In issuing the decree, President Mugabe invoked his so-called presidential powers to amend the Reserve Bank of Zimbabwe Act and attempted to legalise the imminent introduction of bond notes in Zimbabwe as the country’s currency to be utilised alongside a basket of other foreign currencies that are already in use in the southern African country.
President Mugabe indicated that Finance and Economic Development Minister Hon. Patrick Chinamasa could issue a fresh currency called bond notes and bond coins, which will be legal tender in Zimbabwe and set the exchange rate of the bond notes against the US dollar and directing that each unit of a bond note is exchangeable for one US dollar.

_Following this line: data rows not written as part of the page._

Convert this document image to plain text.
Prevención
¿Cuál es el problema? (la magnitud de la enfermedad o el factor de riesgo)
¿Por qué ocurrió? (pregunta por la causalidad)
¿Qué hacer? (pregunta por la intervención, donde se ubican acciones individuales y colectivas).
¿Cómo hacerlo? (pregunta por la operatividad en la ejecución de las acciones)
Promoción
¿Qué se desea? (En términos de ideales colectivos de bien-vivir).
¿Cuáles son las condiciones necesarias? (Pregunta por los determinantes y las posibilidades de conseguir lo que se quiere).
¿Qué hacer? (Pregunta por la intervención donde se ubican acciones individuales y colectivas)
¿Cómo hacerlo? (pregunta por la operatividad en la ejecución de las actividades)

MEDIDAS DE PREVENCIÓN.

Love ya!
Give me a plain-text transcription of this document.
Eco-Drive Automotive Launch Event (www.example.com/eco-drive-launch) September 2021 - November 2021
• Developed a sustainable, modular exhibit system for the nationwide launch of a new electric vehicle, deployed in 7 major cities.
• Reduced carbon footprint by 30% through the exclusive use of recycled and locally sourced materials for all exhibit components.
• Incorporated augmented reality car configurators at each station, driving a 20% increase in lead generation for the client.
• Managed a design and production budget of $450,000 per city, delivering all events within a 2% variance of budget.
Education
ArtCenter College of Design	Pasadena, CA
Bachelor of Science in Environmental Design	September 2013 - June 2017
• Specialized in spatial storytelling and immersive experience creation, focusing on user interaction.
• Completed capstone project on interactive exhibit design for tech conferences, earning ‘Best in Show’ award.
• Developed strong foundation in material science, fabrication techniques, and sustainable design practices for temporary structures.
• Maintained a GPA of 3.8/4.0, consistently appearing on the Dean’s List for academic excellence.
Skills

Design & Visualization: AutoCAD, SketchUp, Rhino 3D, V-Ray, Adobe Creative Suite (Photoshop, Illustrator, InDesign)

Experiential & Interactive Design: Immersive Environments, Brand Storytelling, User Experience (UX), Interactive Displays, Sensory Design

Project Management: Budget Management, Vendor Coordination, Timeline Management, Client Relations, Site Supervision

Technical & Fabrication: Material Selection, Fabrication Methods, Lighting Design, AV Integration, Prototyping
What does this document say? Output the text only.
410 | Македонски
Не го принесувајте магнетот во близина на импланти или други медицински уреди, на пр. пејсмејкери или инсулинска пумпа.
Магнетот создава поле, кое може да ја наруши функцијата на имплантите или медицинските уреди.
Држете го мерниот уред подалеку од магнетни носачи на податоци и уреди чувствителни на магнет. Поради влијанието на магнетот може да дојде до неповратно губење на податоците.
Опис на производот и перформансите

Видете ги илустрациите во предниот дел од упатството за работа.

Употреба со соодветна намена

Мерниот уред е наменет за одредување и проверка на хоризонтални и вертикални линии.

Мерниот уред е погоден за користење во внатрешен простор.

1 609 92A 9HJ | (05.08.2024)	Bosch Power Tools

But ZLHR on Monday filed an application in the High Court requesting that President Mugabe’s decree be set aside as it is unconstitutional as the Presidential Powers (Temporal Measures Act) (Chapter 10:20) gives sweeping powers to the nonagenarian leader of making laws virtually on every subject.
In a founding affidavit filed as part of the application by ZLHR Acting Executive Director, Roselyn Hanzi, the human rights organisation wants the High Court to declare the proposed introduction of bond notes as unconstitutional and therefore null and void.
The human rights organisation also wants the High Court to declare the Presidential (Temporary Measures) Act as ultra vires the Constitution and to be set aside.
ZLHR lawyers Tendai Biti and Dzimbabwe Chimbga, who cited President Mugabe, Hon. Chinamasa and Reserve Bank of Zimbabwe Governor Dr John Mangudya argued that President Mugabe acted illegally by not allowing Parliament to scrutinise such a deed and not allowing legislators to consult members of the public.
Biti and Chimbga argued that presidential powers could only be used in emergencies and the bond notes law that he was tinkering with was not an emergency since the government through Dr Mangudya first announced the introduction of the surrogate currency in May.
ZLHR lawyers are now awaiting a determination by judicial officials on when the application will be set down for hearing.